Team ARCC’s solution focused on a scenario in which a public safety UAS is providing continuous broadband communications to first responders in a location without cellular coverage. Imagine a gradual spoof attack where fake GPS signals sent to the onboard GPS sensor cause the mobile station to drift far enough from its controlled hover position that communications become unavailable to the first responder team. The team’s countermeasure to this attack was to add a Visual Inertial Odometry (VIO) position data sensor to compare with GPS data for protection against GPS degradation or attacks on small, low cost UAS platforms. They modified the open-source PX4 flight control firmware to include the difference in GPS and VIO position data in the GPS quality checks. The autopilot switched to the backup position sensor when the GPS local position drifts far from the VIO sensor.

Team biographies

Vitor Valente received his Ph.D. in Aerospace Engineering from the Pennsylvania State University in 2024. He earned both his B.S. degree in Control and Automation Engineering and M.S. in Mechanical Engineering from Federal University of Rio Grande do Sul, Brazil. His research interests include flight control, performance and acoustics of Advanced Air Mobility (AAM) vehicles. He is a FAA certified remote pilot.

Rachel Axten is a NASA Pathways Intern and Ph.D. student in Aerospace Engineering at the Penn State UAS Research Lab (PURL).  Her research interests include vehicle dynamics and fault-tolerant control. She is a FAA certified remote pilot and serves as the team's safety pilot.

Venkatakrishnan Iyer is a Ph.D. student in Aerospace Engineering at the Pennsylvania State University.  He has a B.S. degree in Electrical Engineering from Mumbai University and a M.S. degree in Electrical Engineering from Penn State. His industry experience spans more than eight years, working at Hindustan Aeronautics Limited as a Systems Integration Designer for Helicopters. His current research involves dynamics and modeling of helicopters with development of adaptive control architectures and control allocation schemes.

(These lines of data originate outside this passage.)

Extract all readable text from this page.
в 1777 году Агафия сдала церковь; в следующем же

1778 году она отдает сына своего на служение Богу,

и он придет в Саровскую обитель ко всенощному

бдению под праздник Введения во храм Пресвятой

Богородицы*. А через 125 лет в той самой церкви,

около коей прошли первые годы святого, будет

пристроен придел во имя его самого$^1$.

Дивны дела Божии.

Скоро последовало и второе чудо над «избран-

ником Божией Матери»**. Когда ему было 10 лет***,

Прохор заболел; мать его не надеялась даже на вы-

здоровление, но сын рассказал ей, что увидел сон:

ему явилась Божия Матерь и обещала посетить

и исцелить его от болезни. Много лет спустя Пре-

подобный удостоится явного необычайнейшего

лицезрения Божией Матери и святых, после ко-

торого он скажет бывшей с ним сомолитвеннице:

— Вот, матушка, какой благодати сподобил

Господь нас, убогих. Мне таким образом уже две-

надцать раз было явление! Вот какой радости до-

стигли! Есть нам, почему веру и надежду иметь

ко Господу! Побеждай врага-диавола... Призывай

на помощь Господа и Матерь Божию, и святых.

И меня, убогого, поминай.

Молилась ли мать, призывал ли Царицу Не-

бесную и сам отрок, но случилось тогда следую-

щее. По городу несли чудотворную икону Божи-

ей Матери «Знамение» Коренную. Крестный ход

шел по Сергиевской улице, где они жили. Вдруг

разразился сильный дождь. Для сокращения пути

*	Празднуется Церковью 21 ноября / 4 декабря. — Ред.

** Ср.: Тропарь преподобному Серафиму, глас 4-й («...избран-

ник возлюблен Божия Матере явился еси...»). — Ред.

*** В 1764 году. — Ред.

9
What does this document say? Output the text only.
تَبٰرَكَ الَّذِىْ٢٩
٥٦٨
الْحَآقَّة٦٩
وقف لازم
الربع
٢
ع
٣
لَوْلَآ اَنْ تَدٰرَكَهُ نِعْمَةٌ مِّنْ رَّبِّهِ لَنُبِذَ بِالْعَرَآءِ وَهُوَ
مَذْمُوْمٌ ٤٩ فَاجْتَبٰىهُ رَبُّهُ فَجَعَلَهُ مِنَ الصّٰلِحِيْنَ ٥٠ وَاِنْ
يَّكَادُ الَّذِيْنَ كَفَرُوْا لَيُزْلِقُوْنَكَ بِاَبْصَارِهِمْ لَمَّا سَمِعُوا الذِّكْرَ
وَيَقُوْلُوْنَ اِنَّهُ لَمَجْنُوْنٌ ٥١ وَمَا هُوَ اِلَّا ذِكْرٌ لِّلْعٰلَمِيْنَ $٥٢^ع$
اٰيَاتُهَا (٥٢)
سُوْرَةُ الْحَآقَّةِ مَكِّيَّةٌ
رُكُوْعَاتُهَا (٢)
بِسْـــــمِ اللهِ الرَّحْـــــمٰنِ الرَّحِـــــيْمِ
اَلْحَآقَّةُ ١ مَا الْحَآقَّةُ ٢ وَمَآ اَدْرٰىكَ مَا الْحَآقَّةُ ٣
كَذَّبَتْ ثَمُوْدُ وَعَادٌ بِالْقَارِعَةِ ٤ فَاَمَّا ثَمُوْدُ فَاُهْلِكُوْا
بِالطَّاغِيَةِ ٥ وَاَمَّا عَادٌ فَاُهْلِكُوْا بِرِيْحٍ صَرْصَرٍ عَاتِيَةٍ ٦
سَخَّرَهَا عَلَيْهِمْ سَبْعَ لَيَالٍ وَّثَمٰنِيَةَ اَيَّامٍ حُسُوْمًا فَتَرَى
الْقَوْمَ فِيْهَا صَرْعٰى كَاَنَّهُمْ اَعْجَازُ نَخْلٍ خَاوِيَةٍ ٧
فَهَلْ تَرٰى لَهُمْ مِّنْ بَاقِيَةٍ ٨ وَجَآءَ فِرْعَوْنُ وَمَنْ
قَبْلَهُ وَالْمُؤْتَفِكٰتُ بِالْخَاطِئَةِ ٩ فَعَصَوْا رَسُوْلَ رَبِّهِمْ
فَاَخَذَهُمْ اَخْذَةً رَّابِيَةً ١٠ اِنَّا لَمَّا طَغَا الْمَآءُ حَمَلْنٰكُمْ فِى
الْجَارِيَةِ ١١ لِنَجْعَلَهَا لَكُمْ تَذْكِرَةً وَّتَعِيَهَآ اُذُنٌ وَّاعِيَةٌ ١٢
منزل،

Vidullan Surendran (team member in UAS 3.0 only) was a Ph.D. candidate in Aerospace Engineering at the Pennsylvania State University focusing on intent recognition in Human-Robot teams. He was an instructor for senior level courses on Advanced Programming Concepts in C++ and Software Engineering Techniques at the Penn State Aerospace Engineering department. As one of the founding members of ARCC, he participated in several vehicle platforms working on vehicle AI/decision making, software integration, electrical subsystem design and structural design.